Dan Hitchens

Why Thomas Becket still divides opinion

The verdict is still out on the troublesome priest, but there’s no doubting the brilliance of the art he inspired

Not just an interesting historical document: a panel from the Miracle window, Canterbury Cathedral, early 1200s, showing the castration of Eilward. Credit: © The Chapter, Canterbury Cathedral 
issue 22 May 2021

Visitors to the British Museum’s new exhibition will become acquainted with one of the most gloriously bizarre stories in the history of English Christianity: the tale of Eilward, a 12th-century Bedfordshire peasant. One day Eilward is in the pub when he has the misfortune to run into his neighbour Fulk, to whom he owes a small debt. An angry confrontation follows; eventually Eilward storms off drunkenly — in the direction of his creditor’s house, where he breaks in and starts trashing the place. Fulk catches him red-handed, beats him up and then hands him over to the authorities. One account suggests Eilward was framed; but whatever the truth of the matter, the judge sentences him to blinding and castration.

Eilward’s punishment, as well as what happened next, is among the scenes portrayed in an exquisite stained-glass window at Canterbury Cathedral, now on loan to the British Museum as the centrepiece of Thomas Becket: Murder and the Making of a Saint. When I spoke to the co-curator, Naomi Speakman, she waxed rhapsodic over the window. ‘This is the first time ever that visitors will be able to see the glass this close up,’ she says. ‘It’s very exciting — and so beautiful as well. It’s not just an interesting historical document: these are masterpieces of medieval art.’

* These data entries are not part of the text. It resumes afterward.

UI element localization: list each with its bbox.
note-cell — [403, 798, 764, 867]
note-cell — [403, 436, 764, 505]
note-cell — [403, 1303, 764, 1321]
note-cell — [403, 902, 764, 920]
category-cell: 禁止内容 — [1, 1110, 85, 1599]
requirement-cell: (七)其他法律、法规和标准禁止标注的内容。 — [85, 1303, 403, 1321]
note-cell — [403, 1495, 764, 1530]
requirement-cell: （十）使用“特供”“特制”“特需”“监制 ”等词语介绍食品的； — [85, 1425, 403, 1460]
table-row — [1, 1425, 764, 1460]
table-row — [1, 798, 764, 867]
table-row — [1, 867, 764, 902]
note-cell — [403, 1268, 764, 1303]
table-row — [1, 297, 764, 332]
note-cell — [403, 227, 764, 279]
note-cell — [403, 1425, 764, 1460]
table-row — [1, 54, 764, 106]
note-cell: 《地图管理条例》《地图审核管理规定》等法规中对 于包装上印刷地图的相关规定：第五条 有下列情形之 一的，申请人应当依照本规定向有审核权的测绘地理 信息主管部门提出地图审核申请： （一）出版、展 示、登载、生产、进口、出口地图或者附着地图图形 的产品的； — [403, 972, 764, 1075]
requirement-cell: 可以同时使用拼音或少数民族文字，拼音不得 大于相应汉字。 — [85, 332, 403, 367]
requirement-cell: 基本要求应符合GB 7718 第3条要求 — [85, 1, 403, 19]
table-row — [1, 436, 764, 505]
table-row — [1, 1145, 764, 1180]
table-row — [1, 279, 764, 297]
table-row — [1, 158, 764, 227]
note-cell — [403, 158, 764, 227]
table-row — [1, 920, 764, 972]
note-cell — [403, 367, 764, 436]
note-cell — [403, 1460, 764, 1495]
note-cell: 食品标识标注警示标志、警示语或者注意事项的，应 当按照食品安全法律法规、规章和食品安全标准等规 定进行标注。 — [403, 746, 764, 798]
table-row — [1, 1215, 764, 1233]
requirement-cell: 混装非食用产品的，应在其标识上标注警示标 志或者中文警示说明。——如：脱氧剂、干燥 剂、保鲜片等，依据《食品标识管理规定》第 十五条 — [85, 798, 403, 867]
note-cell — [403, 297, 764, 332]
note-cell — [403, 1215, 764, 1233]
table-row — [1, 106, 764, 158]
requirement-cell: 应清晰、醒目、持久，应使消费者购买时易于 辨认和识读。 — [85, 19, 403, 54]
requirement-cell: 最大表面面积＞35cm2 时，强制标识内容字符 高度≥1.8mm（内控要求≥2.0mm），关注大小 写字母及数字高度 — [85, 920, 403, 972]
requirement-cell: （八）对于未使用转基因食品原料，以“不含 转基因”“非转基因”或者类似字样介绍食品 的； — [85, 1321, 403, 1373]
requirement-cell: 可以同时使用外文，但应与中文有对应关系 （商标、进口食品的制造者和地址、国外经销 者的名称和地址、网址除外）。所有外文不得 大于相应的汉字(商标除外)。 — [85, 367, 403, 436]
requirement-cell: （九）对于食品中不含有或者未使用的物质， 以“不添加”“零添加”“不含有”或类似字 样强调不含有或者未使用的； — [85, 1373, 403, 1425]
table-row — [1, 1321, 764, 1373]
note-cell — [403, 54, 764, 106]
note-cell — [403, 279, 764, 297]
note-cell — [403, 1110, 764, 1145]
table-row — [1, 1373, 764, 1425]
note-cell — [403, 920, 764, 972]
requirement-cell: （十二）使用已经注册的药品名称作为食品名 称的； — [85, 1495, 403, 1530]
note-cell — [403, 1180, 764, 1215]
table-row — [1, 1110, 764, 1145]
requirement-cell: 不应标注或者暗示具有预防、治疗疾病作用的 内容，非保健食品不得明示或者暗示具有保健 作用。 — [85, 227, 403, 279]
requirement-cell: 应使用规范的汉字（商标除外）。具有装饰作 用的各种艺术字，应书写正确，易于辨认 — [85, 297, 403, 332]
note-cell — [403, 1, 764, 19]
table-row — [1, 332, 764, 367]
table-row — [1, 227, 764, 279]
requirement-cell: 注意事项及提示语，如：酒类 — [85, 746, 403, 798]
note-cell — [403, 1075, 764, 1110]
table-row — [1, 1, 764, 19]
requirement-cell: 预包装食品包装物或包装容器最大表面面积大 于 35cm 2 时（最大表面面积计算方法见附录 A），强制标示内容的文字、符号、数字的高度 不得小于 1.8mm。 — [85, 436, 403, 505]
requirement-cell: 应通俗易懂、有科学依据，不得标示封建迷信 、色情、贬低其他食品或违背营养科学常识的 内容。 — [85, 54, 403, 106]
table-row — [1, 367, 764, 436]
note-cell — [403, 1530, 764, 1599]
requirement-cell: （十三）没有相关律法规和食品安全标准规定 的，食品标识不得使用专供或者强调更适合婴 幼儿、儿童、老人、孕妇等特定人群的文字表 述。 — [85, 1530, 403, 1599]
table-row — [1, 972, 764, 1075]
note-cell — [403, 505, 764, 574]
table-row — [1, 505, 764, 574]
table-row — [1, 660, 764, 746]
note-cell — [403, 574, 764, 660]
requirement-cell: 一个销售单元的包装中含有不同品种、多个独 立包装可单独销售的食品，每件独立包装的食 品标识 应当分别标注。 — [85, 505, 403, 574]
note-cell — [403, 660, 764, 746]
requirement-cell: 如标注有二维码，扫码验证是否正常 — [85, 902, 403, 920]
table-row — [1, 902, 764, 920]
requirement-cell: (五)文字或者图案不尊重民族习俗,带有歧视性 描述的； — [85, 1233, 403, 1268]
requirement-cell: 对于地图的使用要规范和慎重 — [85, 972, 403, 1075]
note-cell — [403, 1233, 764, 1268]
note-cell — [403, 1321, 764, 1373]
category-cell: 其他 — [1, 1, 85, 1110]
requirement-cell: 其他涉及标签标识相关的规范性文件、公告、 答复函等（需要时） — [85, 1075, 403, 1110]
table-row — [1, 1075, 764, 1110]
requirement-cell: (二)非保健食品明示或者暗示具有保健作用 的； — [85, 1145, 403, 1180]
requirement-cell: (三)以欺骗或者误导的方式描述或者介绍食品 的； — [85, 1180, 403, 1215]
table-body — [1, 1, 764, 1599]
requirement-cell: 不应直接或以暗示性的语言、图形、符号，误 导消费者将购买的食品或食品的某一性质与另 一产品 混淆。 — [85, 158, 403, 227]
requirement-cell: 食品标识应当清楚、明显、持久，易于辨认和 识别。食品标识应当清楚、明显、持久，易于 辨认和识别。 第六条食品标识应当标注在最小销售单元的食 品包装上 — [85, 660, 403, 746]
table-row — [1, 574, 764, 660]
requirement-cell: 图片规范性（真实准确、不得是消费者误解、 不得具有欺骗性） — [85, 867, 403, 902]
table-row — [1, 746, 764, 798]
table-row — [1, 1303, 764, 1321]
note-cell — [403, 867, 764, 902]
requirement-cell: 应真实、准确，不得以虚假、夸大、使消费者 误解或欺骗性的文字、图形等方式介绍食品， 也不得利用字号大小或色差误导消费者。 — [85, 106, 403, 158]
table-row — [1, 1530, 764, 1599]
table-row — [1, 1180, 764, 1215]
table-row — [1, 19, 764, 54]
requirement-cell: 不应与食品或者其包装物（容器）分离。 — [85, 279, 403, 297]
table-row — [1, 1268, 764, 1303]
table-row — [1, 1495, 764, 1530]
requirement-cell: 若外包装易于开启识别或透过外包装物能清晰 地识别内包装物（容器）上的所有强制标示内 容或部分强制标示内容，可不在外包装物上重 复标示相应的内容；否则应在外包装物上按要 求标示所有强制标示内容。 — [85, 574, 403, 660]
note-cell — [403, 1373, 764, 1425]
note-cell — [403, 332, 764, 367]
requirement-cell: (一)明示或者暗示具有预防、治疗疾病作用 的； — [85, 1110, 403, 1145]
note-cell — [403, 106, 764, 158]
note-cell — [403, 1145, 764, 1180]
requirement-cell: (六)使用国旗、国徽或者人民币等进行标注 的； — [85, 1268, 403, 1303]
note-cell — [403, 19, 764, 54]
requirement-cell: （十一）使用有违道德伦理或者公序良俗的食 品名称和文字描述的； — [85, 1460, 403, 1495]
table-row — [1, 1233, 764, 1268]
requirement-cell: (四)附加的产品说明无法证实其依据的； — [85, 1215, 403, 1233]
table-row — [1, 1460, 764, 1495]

For Speakman, the arrival of the stained glass from Canterbury was an emotional moment. The exhibition was meant to open seven months ago, in time for the 850th anniversary of Becket’s assassination on 29 December 1170. But the anniversary, of course, came and went while the museum doors were shut and the curators were at home, studying PDFs and holding Zoom meetings. Finally the all-clear came and the treasures of the exhibition began to arrive. ‘It was just so wonderful to see the glass coming in and each pane come out of the crate,’ Speakman says.